When Hiring New Employees…

One out of every 20 job applicants screened last year had a criminal record
When one company found $3 million dollars and their CFO missing, they called Ken Springer, the president of Corporate Resolutions, a business investigations concern.
Mr. Springer, a former white-collar crime specialist at the Federal Bureau of Investigation, started Corporate Resolutions in 1991 in New York, and has expanded it to 25 employees and offices in London, Boston and Miami, with a fifth planned for Hong Kong in October.
Most of his clients are private equity lenders and hedge funds that ask him to conduct management background checks at companies they are looking at, and to look into suspicions of wrongdoing at companies they hold stakes in. As layoffs increase, so does employee theft. And as loan defaults rise, so does the need for banks to track down the assets of borrowers.
There is plenty of wrongdoing out there. Employee theft alone exceeds $400 billion annually.

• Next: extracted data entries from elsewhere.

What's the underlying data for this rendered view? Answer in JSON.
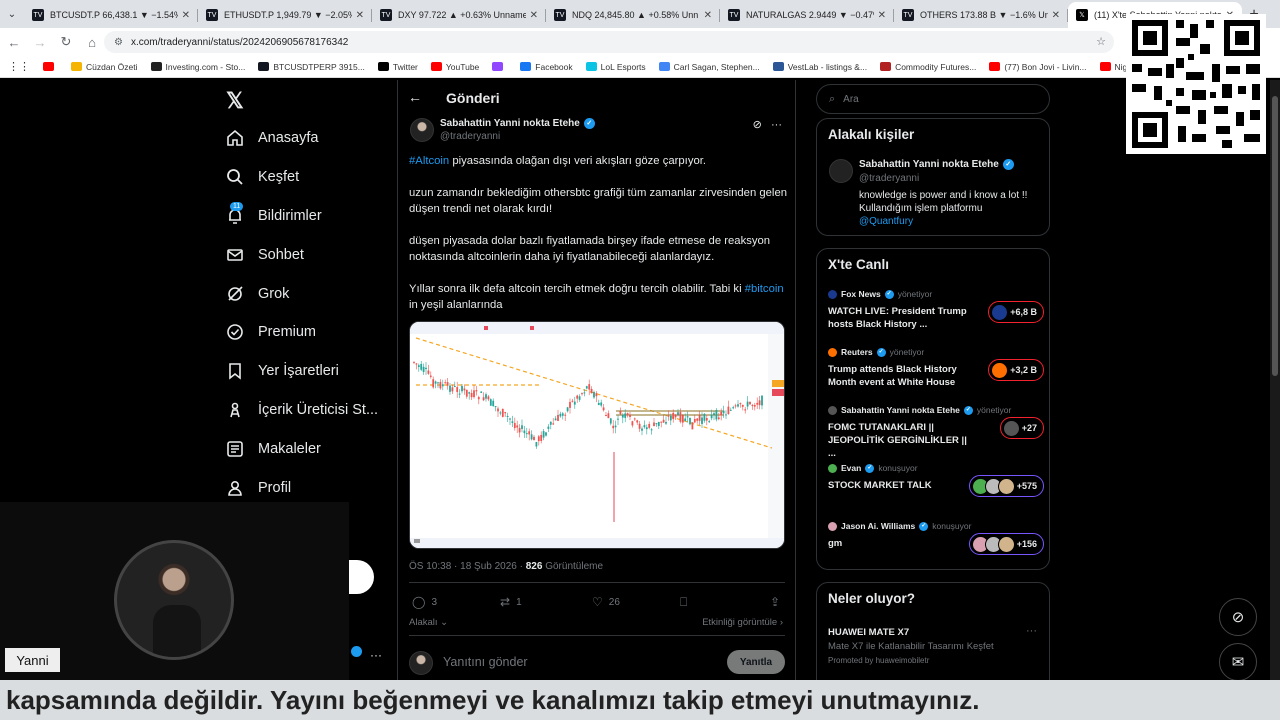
{
  "browser": {
    "tabs": [
      {
        "title": "BTCUSDT.P 66,438.1 ▼ −1.54%",
        "color": "#131722",
        "icon": "tv"
      },
      {
        "title": "ETHUSDT.P 1,949.79 ▼ −2.05%",
        "color": "#131722",
        "icon": "tv"
      },
      {
        "title": "DXY 97.722 ▲ +0.63% Unname",
        "color": "#131722",
        "icon": "tv"
      },
      {
        "title": "NDQ 24,845.80 ▲ +0.58% Unn",
        "color": "#131722",
        "icon": "tv"
      },
      {
        "title": "NATURALGAS 2.9449 ▼ −0.47%",
        "color": "#131722",
        "icon": "tv"
      },
      {
        "title": "OTHERS 173.88 B ▼ −1.6% Unn",
        "color": "#131722",
        "icon": "tv"
      },
      {
        "title": "(11) X'te Sabahattin Yanni nokta",
        "color": "#000000",
        "icon": "x",
        "active": true
      }
    ],
    "url": "x.com/traderyanni/status/2024206905678176342",
    "bookmarks": [
      {
        "label": "",
        "color": "#ff0000"
      },
      {
        "label": "Cüzdan Özeti",
        "color": "#f4b400"
      },
      {
        "label": "Investing.com - Sto...",
        "color": "#222222"
      },
      {
        "label": "BTCUSDTPERP 3915...",
        "color": "#131722"
      },
      {
        "label": "Twitter",
        "color": "#000000"
      },
      {
        "label": "YouTube",
        "color": "#ff0000"
      },
      {
        "label": "",
        "color": "#9146ff"
      },
      {
        "label": "Facebook",
        "color": "#1877f2"
      },
      {
        "label": "LoL Esports",
        "color": "#0bc4e3"
      },
      {
        "label": "Carl Sagan, Stephen...",
        "color": "#4285f4"
      },
      {
        "label": "VestLab - listings &...",
        "color": "#2b5797"
      },
      {
        "label": "Commodity Futures...",
        "color": "#b22222"
      },
      {
        "label": "(77) Bon Jovi - Livin...",
        "color": "#ff0000"
      },
      {
        "label": "Nightcall - YouTube",
        "color": "#ff0000"
      }
    ]
  },
  "nav": {
    "logo": "𝕏",
    "items": [
      {
        "label": "Anasayfa",
        "icon": "home-icon"
      },
      {
        "label": "Keşfet",
        "icon": "search-icon"
      },
      {
        "label": "Bildirimler",
        "icon": "bell-icon",
        "badge": "11"
      },
      {
        "label": "Sohbet",
        "icon": "mail-icon"
      },
      {
        "label": "Grok",
        "icon": "grok-icon"
      },
      {
        "label": "Premium",
        "icon": "premium-icon"
      },
      {
        "label": "Yer İşaretleri",
        "icon": "bookmark-icon"
      },
      {
        "label": "İçerik Üreticisi St...",
        "icon": "creator-icon"
      },
      {
        "label": "Makaleler",
        "icon": "articles-icon"
      },
      {
        "label": "Profil",
        "icon": "profile-icon"
      }
    ]
  },
  "post": {
    "header_title": "Gönderi",
    "author_name": "Sabahattin Yanni nokta Etehe",
    "author_handle": "@traderyanni",
    "p1_tag": "#Altcoin",
    "p1_rest": " piyasasında olağan dışı veri akışları göze çarpıyor.",
    "p2": "uzun zamandır beklediğim othersbtc grafiği tüm zamanlar zirvesinden gelen düşen trendi  net olarak kırdı!",
    "p3": "düşen piyasada dolar bazlı fiyatlamada birşey ifade etmese de reaksyon noktasında altcoinlerin daha iyi fiyatlanabileceği alanlardayız.",
    "p4_start": "Yıllar sonra ilk defa altcoin tercih etmek doğru tercih olabilir. Tabi ki ",
    "p4_tag": "#bitcoin",
    "p4_end": " in yeşil alanlarında",
    "time": "ÖS 10:38 · 18 Şub 2026 · ",
    "views_count": "826",
    "views_label": " Görüntüleme",
    "replies": "3",
    "reposts": "1",
    "likes": "26",
    "sort_label": "Alakalı",
    "activity_label": "Etkinliği görüntüle",
    "reply_placeholder": "Yanıtını gönder",
    "reply_button": "Yanıtla"
  },
  "right": {
    "search_placeholder": "Ara",
    "related_title": "Alakalı kişiler",
    "related_name": "Sabahattin Yanni nokta Etehe",
    "related_handle": "@traderyanni",
    "related_bio": "knowledge is power and i know a lot !! Kullandığım işlem platformu",
    "related_link": "@Quantfury",
    "live_title": "X'te Canlı",
    "live": [
      {
        "host": "Fox News",
        "role": "yönetiyor",
        "title": "WATCH LIVE: President Trump hosts Black History ...",
        "count": "+6,8 B",
        "color": "#1a3a8f",
        "ring": "red"
      },
      {
        "host": "Reuters",
        "role": "yönetiyor",
        "title": "Trump attends Black History Month event at White House",
        "count": "+3,2 B",
        "color": "#ff6f00",
        "ring": "red"
      },
      {
        "host": "Sabahattin Yanni nokta Etehe",
        "role": "yönetiyor",
        "title": "FOMC TUTANAKLARI  || JEOPOLİTİK GERGİNLİKLER  || ...",
        "count": "+27",
        "color": "#555555",
        "ring": "red"
      },
      {
        "host": "Evan",
        "role": "konuşuyor",
        "title": "STOCK MARKET TALK",
        "count": "+575",
        "color": "#4caf50",
        "ring": "purple"
      },
      {
        "host": "Jason Ai. Williams",
        "role": "konuşuyor",
        "title": "gm",
        "count": "+156",
        "color": "#d8a0b0",
        "ring": "purple"
      }
    ],
    "trend_title": "Neler oluyor?",
    "trend_name": "HUAWEI MATE X7",
    "trend_desc": "Mate X7 ile Katlanabilir Tasarımı Keşfet",
    "trend_promo": "Promoted by huaweimobiletr"
  },
  "overlay": {
    "cam_name": "Yanni",
    "subtitle": "kapsamında değildir. Yayını beğenmeyi ve kanalımızı takip etmeyi unutmayınız."
  }
}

After spending nearly three decades investigating larceny in the workplace, Mr. Springer has some suggestions, especially for smaller companies, which are particularly vulnerable.
- Mr. Springer’s primary recommendation is to screen all potential employees, starting with their résumés. If you detect a single lie, he says, throw the résumé in the wastebasket. Be wary, too, of claims that are difficult to verify, gaps in applicants’ job histories and vague descriptions of what they did. If, for example, the computer hardware company tried to contact the three references listed by the candidate for chief financial officer, it would have learned that one was dead, one did not exist and the third had a low opinion of the candidate. Mr. Springer suggests that after authenticating the facts in a job candidate’s résumé, a background check should be done.
- Require job applicants to sign an agreement that allows you to do background checks and drug tests on them at any time during their employment. Make it clear that you plan to conduct such investigations. The troublemakers and other bad eggs will probably walk away.
- Make sure current employees know that everything on the company computer is company property, and that you have the right — and intention — to monitor their use and their e-mail messages.
- Never let the chief financial officer write checks or open mail.
- Buy fidelity insurance to cover theft by employees and vendors, which on average represents 5 percent of a company’s revenue.
- Look for red flags, for example, employees who never take a day off, a sign that they may be covering up a fraud.